There is a lot to talk about the largest state of the Union and, as a former resident, Steve’s friends in the lower 48 would often ask, “What is the best way to see Alaska?” His response would often be, if you want to experience the real Alaska, you need to get off the road system. The following three items from our collection, helps one to achieve that objective.
This annual publication got started not long after the completion of the Alaska-Canada Highway (Alcan) and end of World War II. As the name suggests, the volume chronicles descriptive features, history, lore and information along every mile marker of the highway (almost every mile). Updated annually, the book covers not only the Alcan, but over 15,000 miles of road in British Columbia, the Yukon Territory, the Northwest Territories and Alaska.
“North to the Future” is the motto for the state of Alaska and if driving is your preferred method to travel there, I strongly recommend taking the The Milepost publication with you. Although you could check it out from your local library (hoping to save some money in the process), compared to all the other costs associated with the trip, the price for the latest edition would be miniscule. There is a reason it is renowned for being the “Bible of the Northland,” and aside from the wealth of information it contains, it is a great source of entertaining reading in, and of itself. However, before you buy a copy, checkout the library copy as research material for your planning phase of the trip.

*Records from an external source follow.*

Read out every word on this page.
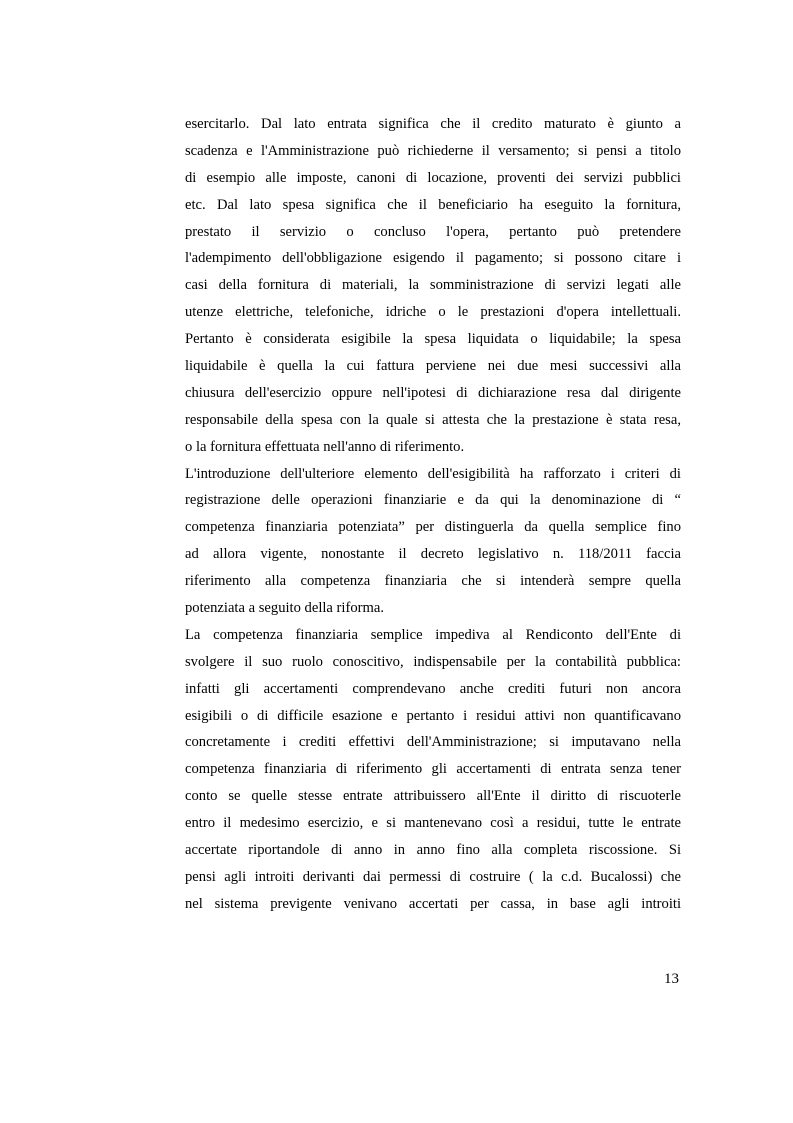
esercitarlo. Dal lato entrata significa che il credito maturato è giunto a
scadenza e l'Amministrazione può richiederne il versamento; si pensi a titolo
di esempio alle imposte, canoni di locazione, proventi dei servizi pubblici
etc. Dal lato spesa significa che il beneficiario ha eseguito la fornitura,
prestato il servizio o concluso l'opera, pertanto può pretendere
l'adempimento dell'obbligazione esigendo il pagamento; si possono citare i
casi della fornitura di materiali, la somministrazione di servizi legati alle
utenze elettriche, telefoniche, idriche o le prestazioni d'opera intellettuali.
Pertanto è considerata esigibile la spesa liquidata o liquidabile; la spesa
liquidabile è quella la cui fattura perviene nei due mesi successivi alla
chiusura dell'esercizio oppure nell'ipotesi di dichiarazione resa dal dirigente
responsabile della spesa con la quale si attesta che la prestazione è stata resa,
o la fornitura effettuata nell'anno di riferimento.
L'introduzione dell'ulteriore elemento dell'esigibilità ha rafforzato i criteri di
registrazione delle operazioni finanziarie e da qui la denominazione di “
competenza finanziaria potenziata” per distinguerla da quella semplice fino
ad allora vigente, nonostante il decreto legislativo n. 118/2011 faccia
riferimento alla competenza finanziaria che si intenderà sempre quella
potenziata a seguito della riforma.
La competenza finanziaria semplice impediva al Rendiconto dell'Ente di
svolgere il suo ruolo conoscitivo, indispensabile per la contabilità pubblica:
infatti gli accertamenti comprendevano anche crediti futuri non ancora
esigibili o di difficile esazione e pertanto i residui attivi non quantificavano
concretamente i crediti effettivi dell'Amministrazione; si imputavano nella
competenza finanziaria di riferimento gli accertamenti di entrata senza tener
conto se quelle stesse entrate attribuissero all'Ente il diritto di riscuoterle
entro il medesimo esercizio, e si mantenevano così a residui, tutte le entrate
accertate riportandole di anno in anno fino alla completa riscossione. Si
pensi agli introiti derivanti dai permessi di costruire ( la c.d. Bucalossi) che
nel sistema previgente venivano accertati per cassa, in base agli introiti
13
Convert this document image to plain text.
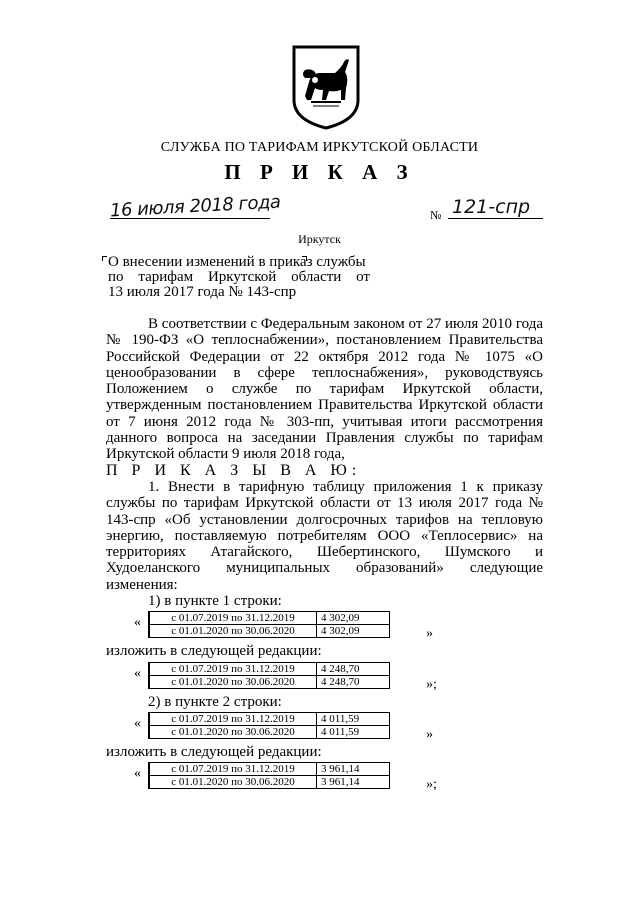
СЛУЖБА ПО ТАРИФАМ ИРКУТСКОЙ ОБЛАСТИ
П Р И К А З
16 июля 2018 года	№ 121-спр
Иркутск
О внесении изменений в приказ службы
по тарифам Иркутской области от
13 июля 2017 года № 143-спр

В соответствии с Федеральным законом от 27 июля 2010 года № 190-ФЗ «О теплоснабжении», постановлением Правительства Российской Федерации от 22 октября 2012 года № 1075 «О ценообразовании в сфере теплоснабжения», руководствуясь Положением о службе по тарифам Иркутской области, утвержденным постановлением Правительства Иркутской области от 7 июня 2012 года № 303-пп, учитывая итоги рассмотрения данного вопроса на заседании Правления службы по тарифам Иркутской области 9 июля 2018 года,

П Р И К А З Ы В А Ю:

1. Внести в тарифную таблицу приложения 1 к приказу службы по тарифам Иркутской области от 13 июля 2017 года № 143-спр «Об установлении долгосрочных тарифов на тепловую энергию, поставляемую потребителям ООО «Теплосервис» на территориях Атагайского, Шебертинского, Шумского и Худоеланского муниципальных образований» следующие изменения:

1) в пункте 1 строки:

«	с 01.07.2019 по 31.12.2019	4 302,09
с 01.01.2020 по 30.06.2020	4 302,09	»

изложить в следующей редакции:

«	с 01.07.2019 по 31.12.2019	4 248,70
с 01.01.2020 по 30.06.2020	4 248,70	»;

2) в пункте 2 строки:

«	с 01.07.2019 по 31.12.2019	4 011,59
с 01.01.2020 по 30.06.2020	4 011,59	»

изложить в следующей редакции:

«	с 01.07.2019 по 31.12.2019	3 961,14
с 01.01.2020 по 30.06.2020	3 961,14	»;
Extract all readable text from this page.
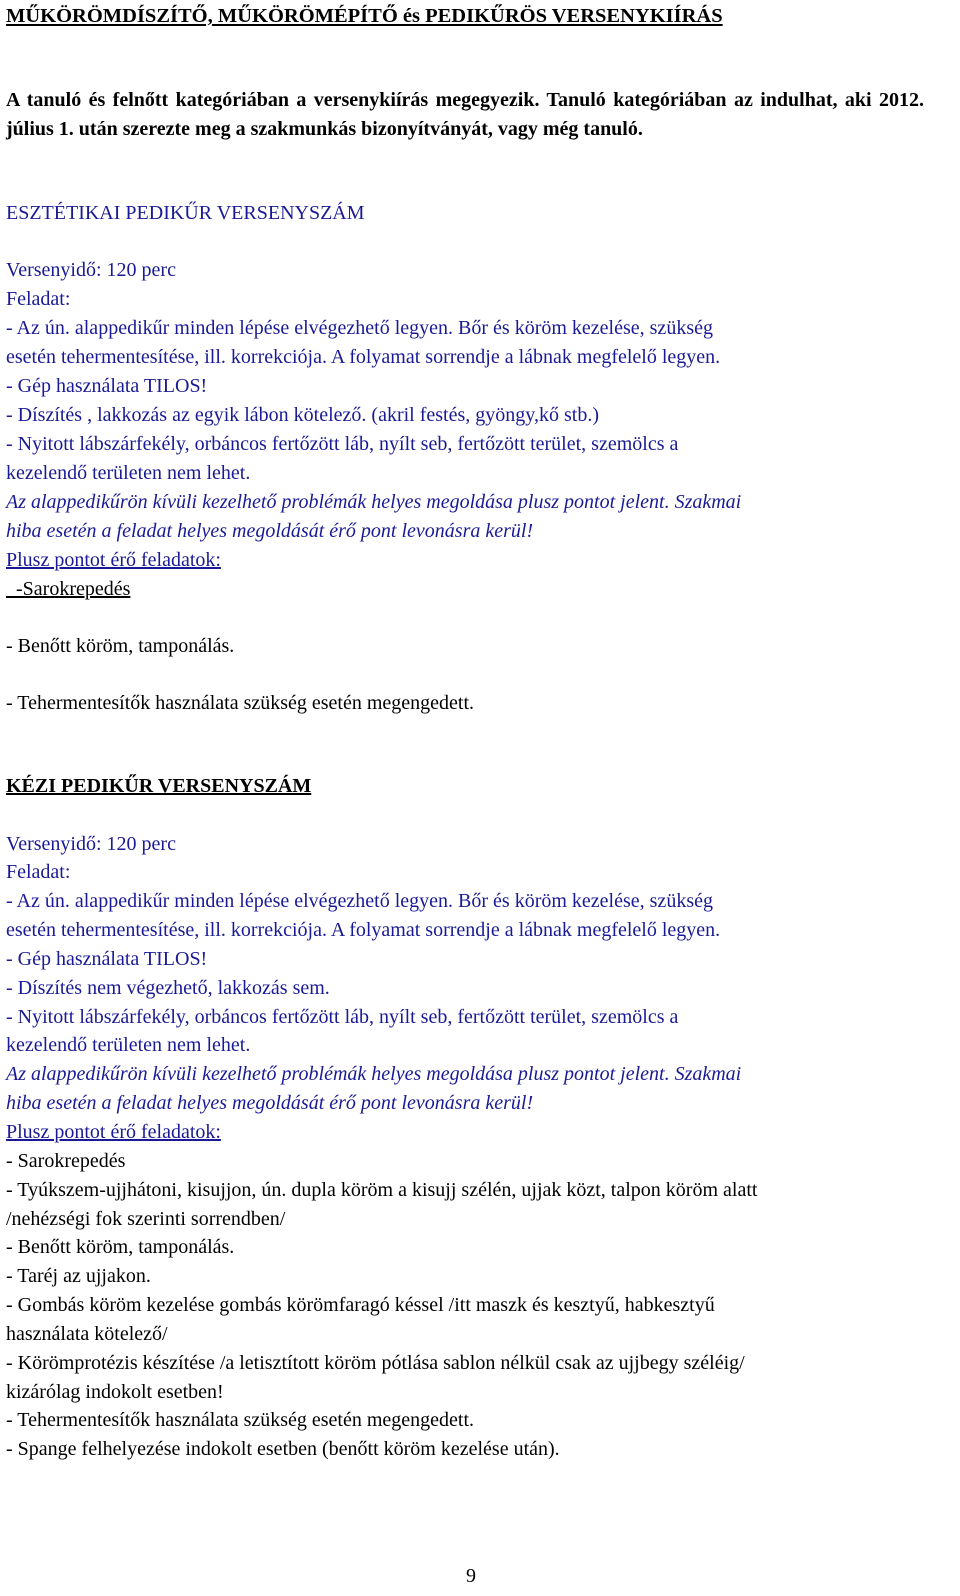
MŰKÖRÖMDÍSZÍTŐ, MŰKÖRÖMÉPÍTŐ és PEDIKŰRÖS VERSENYKIÍRÁS
A tanuló és felnőtt kategóriában a versenykiírás megegyezik. Tanuló kategóriában az indulhat, aki 2012. július 1. után szerezte meg a szakmunkás bizonyítványát, vagy még tanuló.
ESZTÉTIKAI PEDIKŰR VERSENYSZÁM
Versenyidő: 120 perc
Feladat:
- Az ún. alappedikűr minden lépése elvégezhető legyen. Bőr és köröm kezelése, szükség
esetén tehermentesítése, ill. korrekciója. A folyamat sorrendje a lábnak megfelelő legyen.
- Gép használata TILOS!
- Díszítés , lakkozás az egyik lábon kötelező. (akril festés, gyöngy,kő stb.)
- Nyitott lábszárfekély, orbáncos fertőzött láb, nyílt seb, fertőzött terület, szemölcs a
kezelendő területen nem lehet.
Az alappedikűrön kívüli kezelhető problémák helyes megoldása plusz pontot jelent. Szakmai
hiba esetén a feladat helyes megoldását érő pont levonásra kerül!
Plusz pontot érő feladatok:
-Sarokrepedés
- Benőtt köröm, tamponálás.
- Tehermentesítők használata szükség esetén megengedett.
KÉZI PEDIKŰR VERSENYSZÁM
Versenyidő: 120 perc
Feladat:
- Az ún. alappedikűr minden lépése elvégezhető legyen. Bőr és köröm kezelése, szükség
esetén tehermentesítése, ill. korrekciója. A folyamat sorrendje a lábnak megfelelő legyen.
- Gép használata TILOS!
- Díszítés nem végezhető, lakkozás sem.
- Nyitott lábszárfekély, orbáncos fertőzött láb, nyílt seb, fertőzött terület, szemölcs a
kezelendő területen nem lehet.
Az alappedikűrön kívüli kezelhető problémák helyes megoldása plusz pontot jelent. Szakmai
hiba esetén a feladat helyes megoldását érő pont levonásra kerül!
Plusz pontot érő feladatok:
- Sarokrepedés
- Tyúkszem-ujjhátoni, kisujjon, ún. dupla köröm a kisujj szélén, ujjak közt, talpon köröm alatt
/nehézségi fok szerinti sorrendben/
- Benőtt köröm, tamponálás.
- Taréj az ujjakon.
- Gombás köröm kezelése gombás körömfaragó késsel /itt maszk és kesztyű, habkesztyű
használata kötelező/
- Körömprotézis készítése /a letisztított köröm pótlása sablon nélkül csak az ujjbegy széléig/
kizárólag indokolt esetben!
- Tehermentesítők használata szükség esetén megengedett.
- Spange felhelyezése indokolt esetben (benőtt köröm kezelése után).
9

Off the Beaten Path: A Guide to Unique Places – Alaska by Melissa DeVaughn
Alaska is just so different; it is weird in the nicest way. This insiders’ guide details the intricacy of seeing what many tourists do not. Attractions on the roads less traveled or in many cases, accessing the visitor facilities, natural features and activities such as glaciers, wildlife, salmon fishing, gold panning and so much more, that often transportation by motor vehicle is just a small portion of the trip. From the fly-in only wintertime dog mushing trips in the interior of Alaska, to visiting the Russian capital of North America by the Alaska Marine Highway System in Sitka. The listings are so vast, it would take multiple lifetimes to experience them all. This guide book not only details the specifics of the unique places but also a little history, like how the town of Chicken got its name.
Into the Wild by Jon Krakauer
This intriguing book is in part a cautionary tale of what may happen if one does venture too far off the road. Chris McCandless was a young vagabond (pseudonym Alexander Supertramp) who sold all his earthly possessions and eventually made his way north to the “Last Frontier.” At the time of his death in an old Fairbanks City Transit bus on the north side of Denali National Park, Alaskans were evenly divided about his exploits. Some chastised him for biting off more than he could chew, while others felt he embodied the spirit and sense of adventure that many seek and find in the great white north. The feature film of the same name, directed by Sean Penn, does a good job of capturing those elements of many Alaska newcomers sometimes referred to as green horns, or Cheechackos, and what they experience. A cult-like following has persisted and many tried to retrace his steps back to the bus, of which many had to be rescued. The bus has been removed as of June 2020.